Appeal from an order and judgment (one paper) of the Supreme Court, Erie County (Kevin M. Dillon, J.), entered December 8, 2006 in a legal malpractice action. The order and judgment, among other things, granted defendants' motion for summary judgment.
Published by New York State Law Reporting Bureau pursuant to Judiciary Law § 431.
This opinion is uncorrected and subject to revision before publication in the Official Reports.
PRESENT: CENTRA, J.P., FAHEY, PERADOTTO, GREEN, AND GORSKI, JJ.
It is hereby ORDERED that the order and judgment so appealed from is unanimously affirmed without costs.

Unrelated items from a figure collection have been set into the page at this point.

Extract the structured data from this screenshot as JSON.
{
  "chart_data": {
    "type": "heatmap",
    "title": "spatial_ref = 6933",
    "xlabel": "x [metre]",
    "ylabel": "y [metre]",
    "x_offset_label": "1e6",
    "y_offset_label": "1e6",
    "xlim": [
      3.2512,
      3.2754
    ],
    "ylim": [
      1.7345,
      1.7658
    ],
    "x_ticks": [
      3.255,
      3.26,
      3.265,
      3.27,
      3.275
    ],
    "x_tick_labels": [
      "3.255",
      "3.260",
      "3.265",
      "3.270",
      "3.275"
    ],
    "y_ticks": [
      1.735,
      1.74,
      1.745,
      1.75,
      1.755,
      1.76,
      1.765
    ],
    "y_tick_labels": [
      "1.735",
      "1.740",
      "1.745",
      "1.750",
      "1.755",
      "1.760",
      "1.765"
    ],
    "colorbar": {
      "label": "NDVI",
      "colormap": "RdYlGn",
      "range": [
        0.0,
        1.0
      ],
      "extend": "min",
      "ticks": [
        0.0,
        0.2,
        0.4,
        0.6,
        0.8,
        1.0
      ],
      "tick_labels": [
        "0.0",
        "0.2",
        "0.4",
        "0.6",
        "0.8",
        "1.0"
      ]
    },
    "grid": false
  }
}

Supreme Court properly granted defendants' motion for summary judgment dismissing the complaint in this legal malpractice action. "In order to establish their entitlement to judgment as a matter of law, defendants had to present evidence in admissible form establishing that plaintiffs are unable to prove at least one necessary element of a legal malpractice action" (Potter v Polozie, 303 AD2d 943, 943). One necessary element of such a cause of action is that, " but for the [defendants'] negligence, the plaintiff would have been successful in the underlying action' " (Oot v Arno, 275 AD2d 1023, 1023). Here, plaintiff alleges that defendants committed legal malpractice by, among other things, failing to assert a counterclaim in the underlying action, for recovery of premiums paid by plaintiff under a disability insurance policy. We note, however, that the Second Circuit affirmed the judgment of the District Court in favor of the plaintiff insurer in the underlying action on the sole ground that the claim for benefits made by defendant, the plaintiff herein, was untimely under the policy (Provident Life & Cas. Ins. Co. v Ginther, 51 Fed Appx 72). Thus, it cannot be said that, but for defendants' negligence, plaintiff would have been successful on a counterclaim for recovery of premiums in the underlying action (see Oot, 275 AD2d 1023).